Na parte da manhã, representantes do sindicato fizeram um 'tour' por várias UBSs e constataram problemas como infiltrações e rachaduras, em meio à sujeira. Na unidade do Jardim Bandeirantes (Zona Oeste), por exemplo, a coluna do teto do corredor cedeu e, conforme uma servidora que não quis se identificar, a orientação em dias de chuva, mesmo antes da greve, era para que funcionários e pacientes evitassem passar pela área.
''Isso mostra descasos anteriores, e não problemas trazidos pela greve'', exeimiu-se um dos diretores do Sindserv, Éder Pimenta. Segundo ele, todos os funcionários do setor convocados a voltar ao trabalho, na assembléia, compareceram ontem ao serviço.

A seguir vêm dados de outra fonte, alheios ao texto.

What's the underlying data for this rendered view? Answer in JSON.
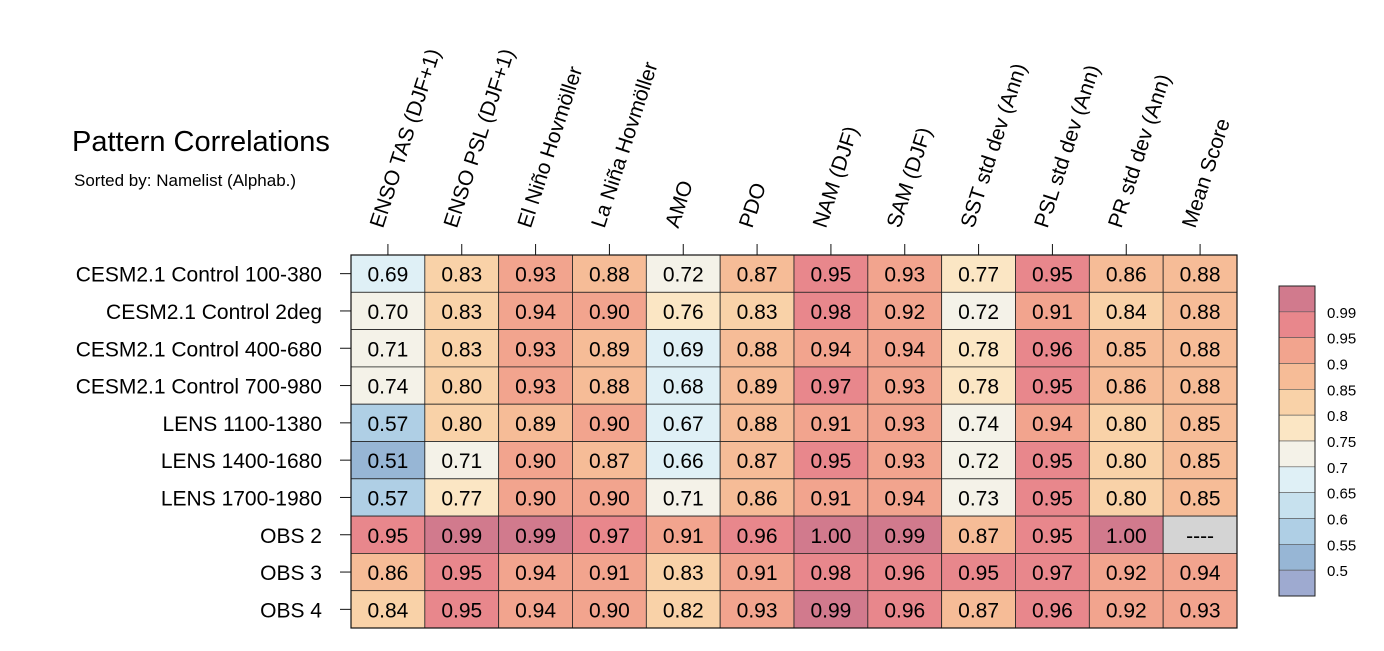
{
  "header": {
    "title": "Pattern Correlations",
    "subtitle": "Sorted by: Namelist (Alphab.)"
  },
  "chart_data": {
    "type": "heatmap",
    "title": "Pattern Correlations",
    "subtitle": "Sorted by: Namelist (Alphab.)",
    "columns": [
      "ENSO TAS (DJF+1)",
      "ENSO PSL (DJF+1)",
      "El Niño Hovmöller",
      "La Niña Hovmöller",
      "AMO",
      "PDO",
      "NAM (DJF)",
      "SAM (DJF)",
      "SST std dev (Ann)",
      "PSL std dev (Ann)",
      "PR std dev (Ann)",
      "Mean Score"
    ],
    "rows": [
      "CESM2.1 Control 100-380",
      "CESM2.1 Control 2deg",
      "CESM2.1 Control 400-680",
      "CESM2.1 Control 700-980",
      "LENS 1100-1380",
      "LENS 1400-1680",
      "LENS 1700-1980",
      "OBS 2",
      "OBS 3",
      "OBS 4"
    ],
    "values": [
      [
        0.69,
        0.83,
        0.93,
        0.88,
        0.72,
        0.87,
        0.95,
        0.93,
        0.77,
        0.95,
        0.86,
        0.88
      ],
      [
        0.7,
        0.83,
        0.94,
        0.9,
        0.76,
        0.83,
        0.98,
        0.92,
        0.72,
        0.91,
        0.84,
        0.88
      ],
      [
        0.71,
        0.83,
        0.93,
        0.89,
        0.69,
        0.88,
        0.94,
        0.94,
        0.78,
        0.96,
        0.85,
        0.88
      ],
      [
        0.74,
        0.8,
        0.93,
        0.88,
        0.68,
        0.89,
        0.97,
        0.93,
        0.78,
        0.95,
        0.86,
        0.88
      ],
      [
        0.57,
        0.8,
        0.89,
        0.9,
        0.67,
        0.88,
        0.91,
        0.93,
        0.74,
        0.94,
        0.8,
        0.85
      ],
      [
        0.51,
        0.71,
        0.9,
        0.87,
        0.66,
        0.87,
        0.95,
        0.93,
        0.72,
        0.95,
        0.8,
        0.85
      ],
      [
        0.57,
        0.77,
        0.9,
        0.9,
        0.71,
        0.86,
        0.91,
        0.94,
        0.73,
        0.95,
        0.8,
        0.85
      ],
      [
        0.95,
        0.99,
        0.99,
        0.97,
        0.91,
        0.96,
        1.0,
        0.99,
        0.87,
        0.95,
        1.0,
        null
      ],
      [
        0.86,
        0.95,
        0.94,
        0.91,
        0.83,
        0.91,
        0.98,
        0.96,
        0.95,
        0.97,
        0.92,
        0.94
      ],
      [
        0.84,
        0.95,
        0.94,
        0.9,
        0.82,
        0.93,
        0.99,
        0.96,
        0.87,
        0.96,
        0.92,
        0.93
      ]
    ],
    "missing_label": "----",
    "missing_color": "#d4d4d4",
    "decimals": 2,
    "colorbar": {
      "tick_labels": [
        "0.99",
        "0.95",
        "0.9",
        "0.85",
        "0.8",
        "0.75",
        "0.7",
        "0.65",
        "0.6",
        "0.55",
        "0.5"
      ],
      "bins": [
        {
          "min": 0.99,
          "color": "#d17a8d"
        },
        {
          "min": 0.95,
          "color": "#e8878c"
        },
        {
          "min": 0.9,
          "color": "#f2a48e"
        },
        {
          "min": 0.85,
          "color": "#f6bc97"
        },
        {
          "min": 0.8,
          "color": "#f9d2a8"
        },
        {
          "min": 0.75,
          "color": "#fbe6c4"
        },
        {
          "min": 0.7,
          "color": "#f4f2e8"
        },
        {
          "min": 0.65,
          "color": "#dff0f6"
        },
        {
          "min": 0.6,
          "color": "#c7e1ee"
        },
        {
          "min": 0.55,
          "color": "#afcfe5"
        },
        {
          "min": 0.5,
          "color": "#97b6d5"
        },
        {
          "min": -1.0,
          "color": "#9eaad0"
        }
      ]
    }
  }
}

Já a diretora executiva da Secretaria Municipal de Saúde, Marlene Zucoli, afirmou que nem todos voltaram, mas não citou números. ''Temos muita gente que não voltou, mas sabemos que é um dia difícil, e que várias pessoas compensam horas'', minimizou. Pelos cálculos da diretora, 22 unidades até então fechadas chegaram a ser abertas em tempo integral, mas, em virtude da esterilização e da reposição de materiais, 19 foram fechadas ao público e só devem reabrir segunda.
''Procuramos nos dedicar mais às quatro unidades de pronto-atendimento mais amplo'', disse. Sobre os problemas de rachadura e infiltração, a diretora explicou que eles ''não são problemas novos'', mas resumiu: os planos de reforma são apenas para 2007. Os pequenos reparos pelos próximos dias devem consumir R$ 11 mil.
No Pronto Atendimento Infantil (PAI) e no Pronto Atendimento Municipal (PAM), explicou a gerente Vera Lúcia Mendes dos Santos, o atendimento foi totalmente restabelecido: 50 grevistas voltaram ontem às atividades. Já o Centrolab, de análises clínicas, prevê normalização só semana que vem. (J.G.)